In a new tech initiative, U.K.-based Lush is rolling out an open-source point-of-sale system to help the company control more of its business.
Currently set up in 110 Lush stores across Germany, the U.K. and Japan, the POS software has slowly been rolling out throughout 2019. Lush also debuted its own POS hardware in November that is currently being tested in two U.K. stores. Overall, bringing all POS tools in-house will improve the business, according to Adam Goswell, Lush’s technology research and development manager, because the former software was hard to keep up-to-date with the speed of Lush’s product launches. It will also help reduce long-term costs associated with POS implementation and management and improve the customer experience online and in-store, thanks to increased personalization. The company also said it wanted to address the ethical impact that POS software and hardware have on both the environment and human labor by using renewable energy sources to power transactions and working with manufacturers who abide by the same ethical standards. Lush opted to make its software open-source (the software code is located on GitHub), meaning that any company can utilize it and also help improve it.
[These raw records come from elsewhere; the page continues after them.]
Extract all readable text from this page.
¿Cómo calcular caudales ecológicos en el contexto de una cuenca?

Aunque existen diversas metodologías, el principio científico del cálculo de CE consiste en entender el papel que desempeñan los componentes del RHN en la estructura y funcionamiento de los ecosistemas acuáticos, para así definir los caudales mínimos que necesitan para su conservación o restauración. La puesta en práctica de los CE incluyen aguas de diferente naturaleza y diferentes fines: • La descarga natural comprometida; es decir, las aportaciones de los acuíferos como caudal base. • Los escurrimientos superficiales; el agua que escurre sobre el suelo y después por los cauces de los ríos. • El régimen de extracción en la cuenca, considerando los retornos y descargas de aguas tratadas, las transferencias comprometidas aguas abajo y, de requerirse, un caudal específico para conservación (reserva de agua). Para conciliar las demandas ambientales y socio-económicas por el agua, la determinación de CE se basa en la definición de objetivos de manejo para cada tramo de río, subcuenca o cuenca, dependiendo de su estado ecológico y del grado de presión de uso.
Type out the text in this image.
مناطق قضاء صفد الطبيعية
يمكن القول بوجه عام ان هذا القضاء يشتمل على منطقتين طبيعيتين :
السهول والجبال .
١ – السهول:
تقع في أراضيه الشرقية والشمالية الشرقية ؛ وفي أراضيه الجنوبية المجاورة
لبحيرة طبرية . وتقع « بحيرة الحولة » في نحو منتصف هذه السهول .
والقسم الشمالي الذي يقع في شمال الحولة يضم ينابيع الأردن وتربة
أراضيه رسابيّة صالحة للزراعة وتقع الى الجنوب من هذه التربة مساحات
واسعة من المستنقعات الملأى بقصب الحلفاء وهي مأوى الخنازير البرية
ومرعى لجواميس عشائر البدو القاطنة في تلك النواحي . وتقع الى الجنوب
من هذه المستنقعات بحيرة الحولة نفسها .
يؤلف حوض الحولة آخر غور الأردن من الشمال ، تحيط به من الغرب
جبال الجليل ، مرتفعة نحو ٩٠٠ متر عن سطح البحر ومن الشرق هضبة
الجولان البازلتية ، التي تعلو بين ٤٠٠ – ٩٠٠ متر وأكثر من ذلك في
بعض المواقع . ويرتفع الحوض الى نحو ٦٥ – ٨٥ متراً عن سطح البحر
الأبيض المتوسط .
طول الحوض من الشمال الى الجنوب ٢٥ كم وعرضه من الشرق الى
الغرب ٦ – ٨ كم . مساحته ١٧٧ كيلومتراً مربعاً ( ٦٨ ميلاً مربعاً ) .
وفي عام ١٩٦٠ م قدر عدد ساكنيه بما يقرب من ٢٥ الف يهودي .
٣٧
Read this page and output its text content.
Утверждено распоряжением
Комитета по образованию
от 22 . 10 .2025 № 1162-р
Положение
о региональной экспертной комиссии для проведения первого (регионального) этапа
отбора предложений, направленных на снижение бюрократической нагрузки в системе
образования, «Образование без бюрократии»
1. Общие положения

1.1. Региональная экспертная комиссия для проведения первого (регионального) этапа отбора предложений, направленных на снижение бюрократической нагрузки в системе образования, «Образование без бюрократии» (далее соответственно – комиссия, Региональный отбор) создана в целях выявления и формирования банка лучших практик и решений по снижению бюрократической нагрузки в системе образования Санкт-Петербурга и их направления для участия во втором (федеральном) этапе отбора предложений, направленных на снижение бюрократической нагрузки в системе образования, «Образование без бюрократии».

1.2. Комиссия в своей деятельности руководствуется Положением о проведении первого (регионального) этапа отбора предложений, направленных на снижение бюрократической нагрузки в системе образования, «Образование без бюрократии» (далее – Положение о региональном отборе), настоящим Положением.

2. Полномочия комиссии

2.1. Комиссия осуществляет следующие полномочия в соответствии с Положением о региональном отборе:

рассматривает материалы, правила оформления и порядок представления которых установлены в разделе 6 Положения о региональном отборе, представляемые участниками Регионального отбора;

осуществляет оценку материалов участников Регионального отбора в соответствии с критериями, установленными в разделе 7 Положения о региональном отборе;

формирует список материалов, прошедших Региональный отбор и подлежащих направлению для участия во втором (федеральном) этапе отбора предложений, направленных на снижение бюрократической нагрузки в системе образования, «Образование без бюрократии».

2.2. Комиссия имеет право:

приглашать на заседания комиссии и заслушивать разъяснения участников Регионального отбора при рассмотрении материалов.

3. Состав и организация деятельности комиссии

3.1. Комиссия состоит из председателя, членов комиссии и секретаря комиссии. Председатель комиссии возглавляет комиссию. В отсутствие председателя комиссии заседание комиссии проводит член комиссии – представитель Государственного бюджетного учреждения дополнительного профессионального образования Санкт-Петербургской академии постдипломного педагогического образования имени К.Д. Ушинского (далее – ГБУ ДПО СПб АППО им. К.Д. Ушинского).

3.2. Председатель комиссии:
The new POS system offers functionalities of previous systems, like email receipts, but also new features like buying online and picking up in-store or ordering online and paying in-store. It also allows the company a clear view of sales in each shop and live sales information, and manufacturing can receive up-to-date stock management reports. More features and functionality will become available over time. For its hardware, Lush wanted to also focus on durability and being able to take apart and replace parts easily.
“We’re thinking about our POS now as a singular platform, so it extends [between our] e-commerce and retail,” said Goswell. “In our business, there are different e-commerce and retail solutions being used around the world.”
Worldwide, Lush has over 950 shops with over 3,800 cash registers. For a company of its size and volume of transactions, a single POS system can cost between $2,500 and $6,400, according to multiple sources, and Lush maintains an average of four in each store. Additionally, POS systems have ongoing costs associated with software subscriptions, payment processing fees and routine maintenance costs that further drive up the cost. A company spokesperson was not able to pinpoint how much it is saving through its own system, because the overall costs “are not clean-cut,” but they did say that Lush has done over $221 million in sales across 12.5 million transactions using its own software.
Another benefit beyond cost-saving is being able to increase the speed of checkout because the system will be able to more easily handle the volume of new launches online and individual brick-and-mortar exclusives. Lush’s current retail strategy includes individual store exclusives, such as stocking products prepared on-demand at one location in Paris. And online, the volume of launches year-round (the brand has 70 product launches for this holiday season alone) combined with peak traffic times was making it hard to keep the system updated and slowing down the checkout process.
And because Lush is not a tech company, being able to have open-source software code means that it can be improved without having to invest in software engineers, said Goswell.
Neil Saunders, managing director of retail at analyst firm GlobalData, said that developing its own system will prove useful for Lush when it comes to gathering and using customer data. Lush said it is only using customer data for processing and invoicing purchases rather than trying to commercialize it, and through its own system can better protect that data. Other retailers have experienced negative backlash for when a POS system is hacked and customer data that was stored, is stolen.
“Developing your own system can be useful because challenges exist with gathering and mining data in an appropriate way, when you rely on systems that you’ve cobbled together,” he said. “A lot of retailers are more conscious now of data rights, data privacy and data access now, but that hasn’t necessarily translated into taking something [like POS] in-house.”